Blacklisted was a nighttime album; Fox Confessor is for the day. It's not to say that it's a sunnier affair, it's that bad things don't just happen at night now. On the opening track, "Margaret vs. Pauline", she sings "Two girls ride the blue line / Two girls walk down the same street / One left her sweater sitting on the train and the other lost three fingers at the cannery." Death and loneliness pervade the rest of the tracks. "Star Witness" is ambiguous about how it happened, but her true love is dead all the same. The title animal in "Maybe Sparrow" lies dead. The occupants of a house simultaneously succumb to madness in "Dirty Knife", a song steeped in blood. "Hold On, Hold On" is the closest to a rock song she's ever written. It rocks hard without actually being rock 'n' roll. You can really feel the Sadies' influence as the backing band for this track. Musically, "John Saw That Number" bears a resemblance to "Stinging Velvet" from Blacklisted, though not in subject matter. "At Last" is way too short. It can't even be said to have a chorus or refrain. It's about home and family, and I'd like to hear more of it. With the last three or four songs, the album builds to its close, "The Needle Has Landed".

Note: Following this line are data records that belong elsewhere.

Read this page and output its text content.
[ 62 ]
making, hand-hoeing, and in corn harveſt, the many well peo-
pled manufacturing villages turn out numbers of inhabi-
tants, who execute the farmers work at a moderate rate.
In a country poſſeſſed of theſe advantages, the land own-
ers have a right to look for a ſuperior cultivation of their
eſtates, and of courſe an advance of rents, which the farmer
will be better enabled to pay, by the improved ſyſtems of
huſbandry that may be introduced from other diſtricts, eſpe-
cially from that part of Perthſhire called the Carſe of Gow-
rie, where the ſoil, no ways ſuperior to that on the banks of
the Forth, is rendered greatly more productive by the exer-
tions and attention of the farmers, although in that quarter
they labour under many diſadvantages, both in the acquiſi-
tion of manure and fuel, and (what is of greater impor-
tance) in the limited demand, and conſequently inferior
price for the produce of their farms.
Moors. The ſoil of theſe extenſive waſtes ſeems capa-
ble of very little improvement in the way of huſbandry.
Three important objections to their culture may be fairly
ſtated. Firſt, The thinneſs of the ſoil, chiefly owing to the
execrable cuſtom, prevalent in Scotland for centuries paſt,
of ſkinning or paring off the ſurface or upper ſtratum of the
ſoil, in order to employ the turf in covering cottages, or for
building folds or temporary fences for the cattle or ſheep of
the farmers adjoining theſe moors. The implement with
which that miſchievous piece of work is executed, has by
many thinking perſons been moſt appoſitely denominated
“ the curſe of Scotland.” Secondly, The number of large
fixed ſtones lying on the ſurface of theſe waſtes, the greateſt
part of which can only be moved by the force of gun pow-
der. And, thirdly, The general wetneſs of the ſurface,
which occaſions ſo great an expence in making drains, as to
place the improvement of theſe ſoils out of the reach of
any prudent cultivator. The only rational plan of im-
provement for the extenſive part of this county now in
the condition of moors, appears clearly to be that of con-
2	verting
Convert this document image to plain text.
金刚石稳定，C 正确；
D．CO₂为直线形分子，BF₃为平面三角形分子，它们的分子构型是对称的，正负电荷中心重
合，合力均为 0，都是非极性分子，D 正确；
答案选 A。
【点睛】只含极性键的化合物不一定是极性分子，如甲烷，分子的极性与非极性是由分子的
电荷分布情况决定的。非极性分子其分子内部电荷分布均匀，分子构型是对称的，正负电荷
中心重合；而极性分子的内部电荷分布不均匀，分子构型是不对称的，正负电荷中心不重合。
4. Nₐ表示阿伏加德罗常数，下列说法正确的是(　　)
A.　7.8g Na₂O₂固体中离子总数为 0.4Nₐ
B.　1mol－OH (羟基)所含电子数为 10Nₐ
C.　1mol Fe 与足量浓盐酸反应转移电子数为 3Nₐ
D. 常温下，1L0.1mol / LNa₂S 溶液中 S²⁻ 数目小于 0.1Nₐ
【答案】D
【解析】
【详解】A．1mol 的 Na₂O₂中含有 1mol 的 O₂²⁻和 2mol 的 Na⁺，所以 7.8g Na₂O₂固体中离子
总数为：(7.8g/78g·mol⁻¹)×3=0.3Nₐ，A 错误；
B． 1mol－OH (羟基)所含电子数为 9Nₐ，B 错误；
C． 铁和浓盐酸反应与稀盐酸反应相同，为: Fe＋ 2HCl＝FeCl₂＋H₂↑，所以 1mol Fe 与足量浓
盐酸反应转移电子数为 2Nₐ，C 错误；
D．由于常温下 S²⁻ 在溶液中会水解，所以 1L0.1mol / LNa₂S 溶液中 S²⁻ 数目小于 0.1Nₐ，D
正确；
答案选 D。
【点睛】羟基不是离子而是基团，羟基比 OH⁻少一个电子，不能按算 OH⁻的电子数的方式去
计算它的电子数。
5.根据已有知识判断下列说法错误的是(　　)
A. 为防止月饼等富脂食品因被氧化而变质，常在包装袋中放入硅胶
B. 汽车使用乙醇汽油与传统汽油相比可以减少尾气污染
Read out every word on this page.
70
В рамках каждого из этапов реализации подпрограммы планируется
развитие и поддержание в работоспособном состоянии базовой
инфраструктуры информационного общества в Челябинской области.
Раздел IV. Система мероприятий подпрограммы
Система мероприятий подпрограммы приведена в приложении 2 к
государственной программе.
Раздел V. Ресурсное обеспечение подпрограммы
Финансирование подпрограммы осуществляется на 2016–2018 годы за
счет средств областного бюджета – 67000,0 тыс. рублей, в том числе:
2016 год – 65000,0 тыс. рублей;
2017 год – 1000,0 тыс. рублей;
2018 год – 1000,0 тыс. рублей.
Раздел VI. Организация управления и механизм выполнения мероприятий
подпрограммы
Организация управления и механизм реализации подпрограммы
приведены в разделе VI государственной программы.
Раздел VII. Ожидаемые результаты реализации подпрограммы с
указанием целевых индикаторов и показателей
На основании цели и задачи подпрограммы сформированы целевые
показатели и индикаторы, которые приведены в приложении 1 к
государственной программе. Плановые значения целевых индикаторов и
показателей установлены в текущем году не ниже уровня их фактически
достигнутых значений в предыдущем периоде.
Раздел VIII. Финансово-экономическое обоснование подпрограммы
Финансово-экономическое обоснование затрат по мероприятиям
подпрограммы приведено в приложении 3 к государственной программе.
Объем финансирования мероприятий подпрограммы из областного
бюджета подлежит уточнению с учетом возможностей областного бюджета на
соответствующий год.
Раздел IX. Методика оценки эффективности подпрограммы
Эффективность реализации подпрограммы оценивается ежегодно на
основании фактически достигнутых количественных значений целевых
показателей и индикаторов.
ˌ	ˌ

After getting past the off-center cover art, the first thing I noticed was that the CD didn't want to stay closed. The case is one of the newer cardboard ones which are probably a little more environmentally-friendly and the front flap was bulging out due the stress of containing the booklet that accompanies Fox Confessor. I had hoped that it contained lyrics, but instead it's full of art photographs, drawings, collages, etc., and it's really a treat. Aimee Mann got a Grammy this year for her album art; Neko should at least get nominated in that category.

To wrap things up simply, Fox Confessor Brings the Flood is my early contender for Album of the Year (Which Will Be Ignored by the Grammys). I don't like waiting four years between albums, but it's hard to argue with the results.